The passing of Duke Snider over the weekend, reminded me of my favorite baseball story. A story that took place, not between the lines, but far from the roar of the crowd.
A few years ago, I had the opportunity to spend an afternoon with Don Newcombe while shooting a sports show. Engrossed in his recollections of the golden age of baseball, I locked down my camera and grabbed the closest chair, occupying only the furthermost edge.
He tells a story few have ever heard.
Every year, baseball takes a day to honor Jackie Robinson. Players across the country take the field, 42 adorn the backs of their jerseys. Speeches, ceremonies and tributes echo through the cathedrals of the game. But lost in history, are the struggles Robinson faced every day off the field.
What’s forgotten, is Robinson, as a African-American, was not allowed to stay in the same hotel as the rest of the team, simply because of the color of his skin.

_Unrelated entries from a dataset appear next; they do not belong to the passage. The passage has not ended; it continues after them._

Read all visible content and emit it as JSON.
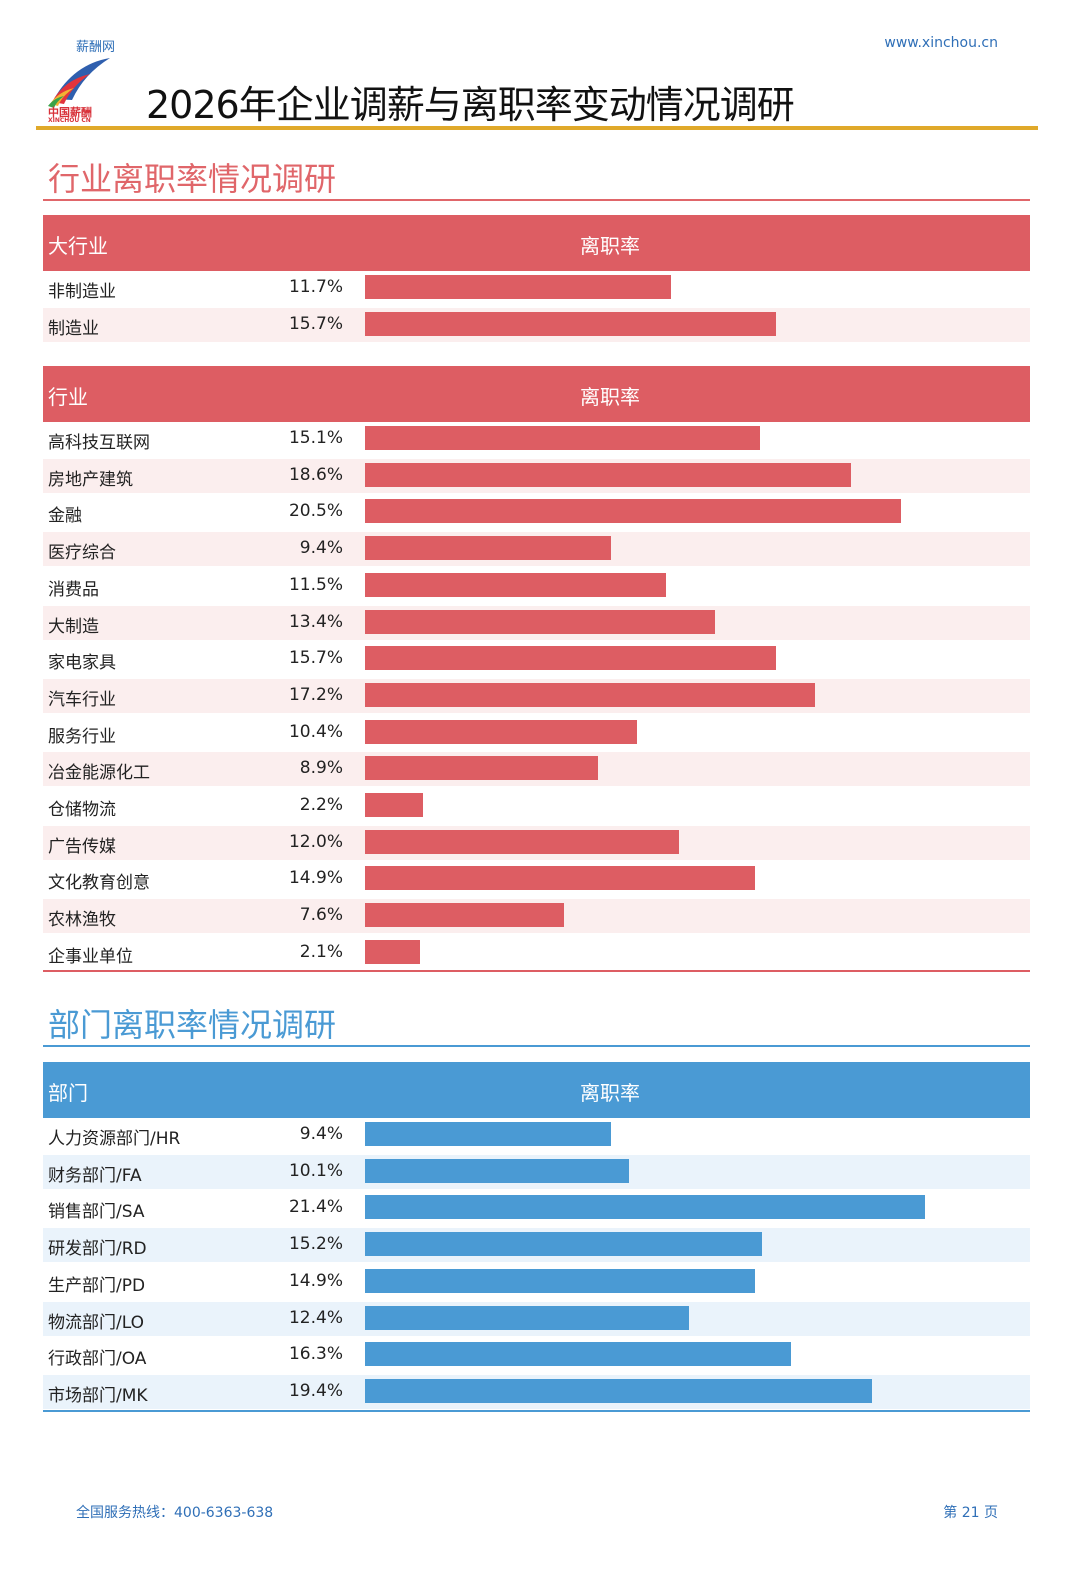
{
  "header": {
    "site_name": "薪酬网",
    "site_url": "www.xinchou.cn",
    "logo_text": "中国薪酬",
    "logo_subtext": "XINCHOU CN",
    "title": "2026年企业调薪与离职率变动情况调研"
  },
  "colors": {
    "red": "#dd5d63",
    "red_stripe": "#fbeeee",
    "blue": "#4a9ad4",
    "blue_stripe": "#eaf3fb",
    "red_title": "#e0666a",
    "blue_title": "#4a9ad4",
    "gold": "#e0a92a"
  },
  "industry_section": {
    "title": "行业离职率情况调研",
    "table1": {
      "col_left": "大行业",
      "col_right": "离职率"
    },
    "table2": {
      "col_left": "行业",
      "col_right": "离职率"
    }
  },
  "department_section": {
    "title": "部门离职率情况调研",
    "table": {
      "col_left": "部门",
      "col_right": "离职率"
    }
  },
  "chart_data": [
    {
      "type": "bar",
      "orientation": "horizontal",
      "categories": [
        "非制造业",
        "制造业"
      ],
      "values": [
        11.7,
        15.7
      ],
      "labels": [
        "11.7%",
        "15.7%"
      ],
      "unit": "%"
    },
    {
      "type": "bar",
      "orientation": "horizontal",
      "categories": [
        "高科技互联网",
        "房地产建筑",
        "金融",
        "医疗综合",
        "消费品",
        "大制造",
        "家电家具",
        "汽车行业",
        "服务行业",
        "冶金能源化工",
        "仓储物流",
        "广告传媒",
        "文化教育创意",
        "农林渔牧",
        "企事业单位"
      ],
      "values": [
        15.1,
        18.6,
        20.5,
        9.4,
        11.5,
        13.4,
        15.7,
        17.2,
        10.4,
        8.9,
        2.2,
        12.0,
        14.9,
        7.6,
        2.1
      ],
      "labels": [
        "15.1%",
        "18.6%",
        "20.5%",
        "9.4%",
        "11.5%",
        "13.4%",
        "15.7%",
        "17.2%",
        "10.4%",
        "8.9%",
        "2.2%",
        "12.0%",
        "14.9%",
        "7.6%",
        "2.1%"
      ],
      "unit": "%"
    },
    {
      "type": "bar",
      "orientation": "horizontal",
      "categories": [
        "人力资源部门/HR",
        "财务部门/FA",
        "销售部门/SA",
        "研发部门/RD",
        "生产部门/PD",
        "物流部门/LO",
        "行政部门/OA",
        "市场部门/MK"
      ],
      "values": [
        9.4,
        10.1,
        21.4,
        15.2,
        14.9,
        12.4,
        16.3,
        19.4
      ],
      "labels": [
        "9.4%",
        "10.1%",
        "21.4%",
        "15.2%",
        "14.9%",
        "12.4%",
        "16.3%",
        "19.4%"
      ],
      "unit": "%"
    }
  ],
  "footer": {
    "hotline": "全国服务热线：400-6363-638",
    "page": "第 21 页"
  }
}
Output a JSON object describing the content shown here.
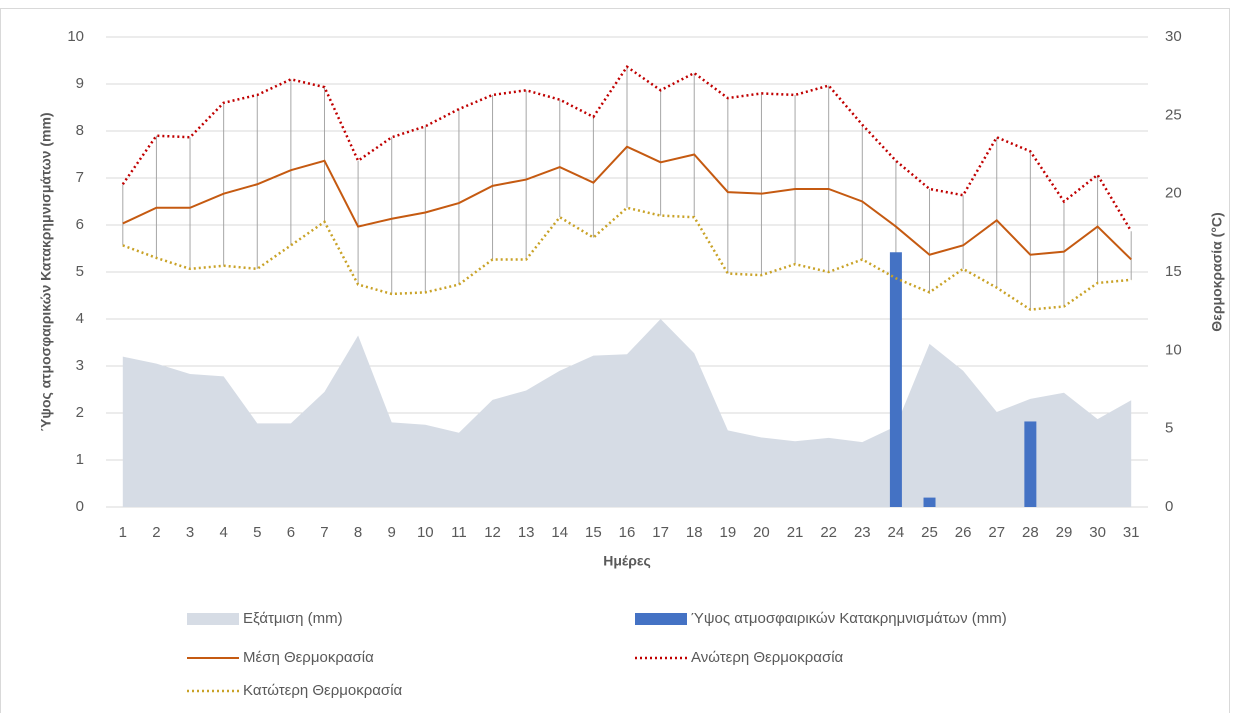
{
  "chart_data": {
    "type": "combo",
    "x_label": "Ημέρες",
    "y_label": "Ύψος ατμοσφαιρικών Κατακρημνισμάτων (mm)",
    "y2_label": "Θερμοκρασία (°C)",
    "categories": [
      "1",
      "2",
      "3",
      "4",
      "5",
      "6",
      "7",
      "8",
      "9",
      "10",
      "11",
      "12",
      "13",
      "14",
      "15",
      "16",
      "17",
      "18",
      "19",
      "20",
      "21",
      "22",
      "23",
      "24",
      "25",
      "26",
      "27",
      "28",
      "29",
      "30",
      "31"
    ],
    "ylim": [
      0,
      10
    ],
    "yticks": [
      0,
      1,
      2,
      3,
      4,
      5,
      6,
      7,
      8,
      9,
      10
    ],
    "y2lim": [
      0,
      30
    ],
    "y2ticks": [
      0,
      5,
      10,
      15,
      20,
      25,
      30
    ],
    "grid": true,
    "high_low_lines": true,
    "legend": "bottom",
    "series": [
      {
        "name": "Εξάτμιση (mm)",
        "type": "area",
        "color": "#d6dce5",
        "values": [
          3.2,
          3.05,
          2.83,
          2.78,
          1.78,
          1.78,
          2.45,
          3.65,
          1.8,
          1.75,
          1.58,
          2.28,
          2.48,
          2.9,
          3.22,
          3.25,
          4.0,
          3.27,
          1.63,
          1.48,
          1.4,
          1.47,
          1.38,
          1.72,
          3.47,
          2.9,
          2.02,
          2.3,
          2.43,
          1.87,
          2.27
        ]
      },
      {
        "name": "Ύψος ατμοσφαιρικών Κατακρημνισμάτων (mm)",
        "type": "bar",
        "color": "#4472c4",
        "values": [
          0,
          0,
          0,
          0,
          0,
          0,
          0,
          0,
          0,
          0,
          0,
          0,
          0,
          0,
          0,
          0,
          0,
          0,
          0,
          0,
          0,
          0,
          0,
          5.42,
          0.2,
          0,
          0,
          1.82,
          0,
          0,
          0
        ]
      },
      {
        "name": "Μέση Θερμοκρασία",
        "type": "line",
        "style": "solid",
        "axis": "y2",
        "color": "#c55a11",
        "values": [
          18.1,
          19.1,
          19.1,
          20.0,
          20.6,
          21.5,
          22.1,
          17.9,
          18.4,
          18.8,
          19.4,
          20.5,
          20.9,
          21.7,
          20.7,
          23.0,
          22.0,
          22.5,
          20.1,
          20.0,
          20.3,
          20.3,
          19.5,
          17.9,
          16.1,
          16.7,
          18.3,
          16.1,
          16.3,
          17.9,
          15.8
        ]
      },
      {
        "name": "Ανώτερη Θερμοκρασία",
        "type": "line",
        "style": "dotted",
        "axis": "y2",
        "color": "#c00000",
        "values": [
          20.6,
          23.7,
          23.6,
          25.8,
          26.3,
          27.3,
          26.8,
          22.1,
          23.6,
          24.3,
          25.4,
          26.3,
          26.6,
          26.0,
          24.9,
          28.1,
          26.6,
          27.7,
          26.1,
          26.4,
          26.3,
          26.9,
          24.4,
          22.1,
          20.3,
          19.9,
          23.6,
          22.7,
          19.5,
          21.2,
          17.6
        ]
      },
      {
        "name": "Κατώτερη Θερμοκρασία",
        "type": "line",
        "style": "dotted",
        "axis": "y2",
        "color": "#c9a227",
        "values": [
          16.7,
          15.9,
          15.2,
          15.4,
          15.2,
          16.7,
          18.2,
          14.2,
          13.6,
          13.7,
          14.2,
          15.8,
          15.8,
          18.5,
          17.2,
          19.1,
          18.6,
          18.5,
          14.9,
          14.8,
          15.5,
          15.0,
          15.8,
          14.6,
          13.7,
          15.2,
          14.0,
          12.6,
          12.8,
          14.3,
          14.5
        ]
      }
    ]
  }
}
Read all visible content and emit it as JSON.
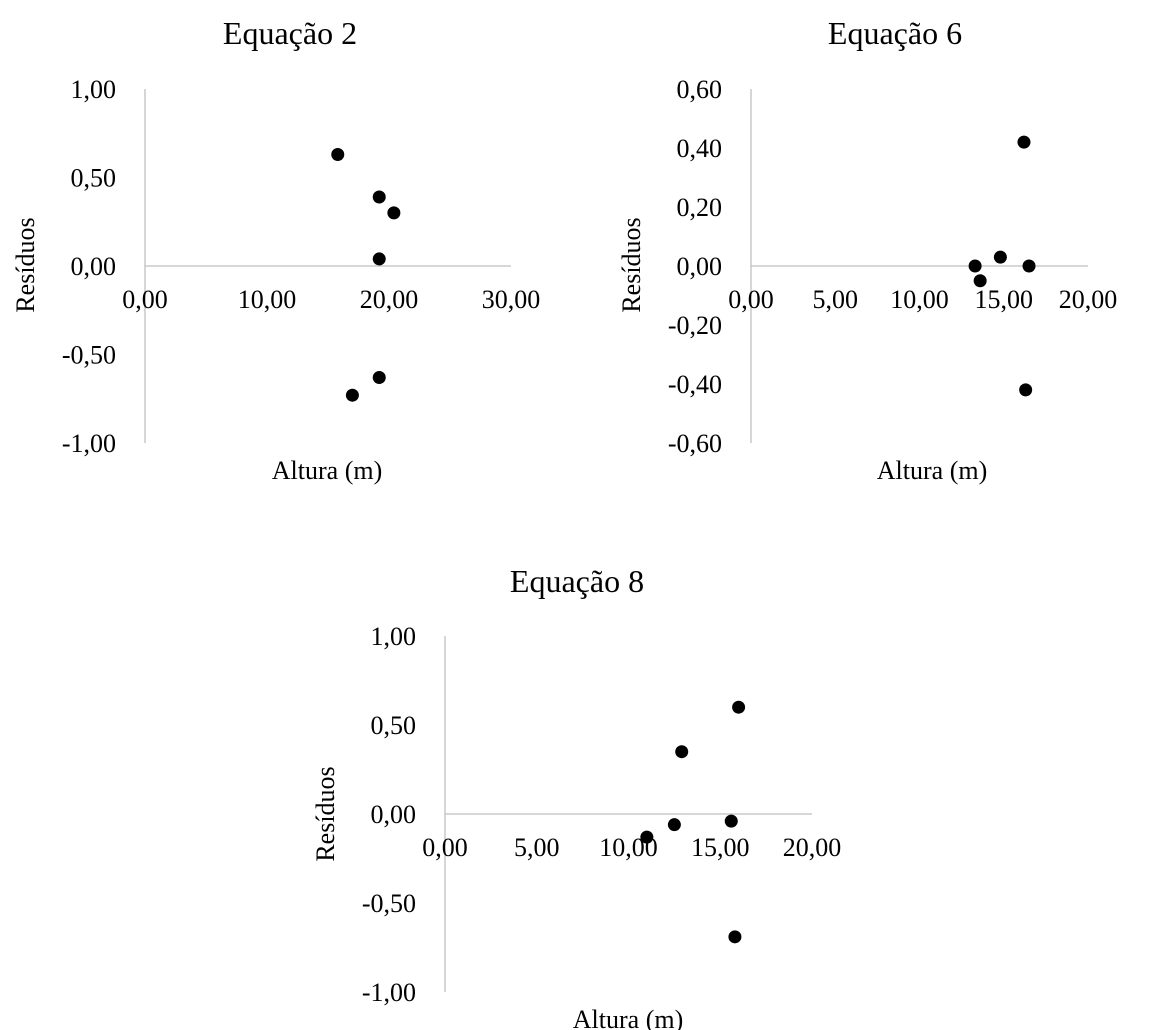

Branch Rickey, who was responsible for signing Robinson and bringing him to the big leagues and championed the desegregation of the Major Leagues, was finally driven to ask, nay, demand that Robinson be allowed to stay at the hotel during one of the Dodgers’ road trips. The hotel manager said that as long as Jackie did not use the pool, he could stay in the hotel with the rest of the team.
As the bus pulled up, Jackie Robinson, his close friends Pee Wee Reese and Duke Snider, were the first off the bus. As they approached the front door, Reese and Snider, a plan they had hatched amongst themselves without Robinsons knowledge, each took a stutter step, allowing Jackie Robinson, a black man, in an era where such things just simply did not happen, to walk through the front door of the hotel, ahead of his team.
Simply the best baseball story I’ve ever heard.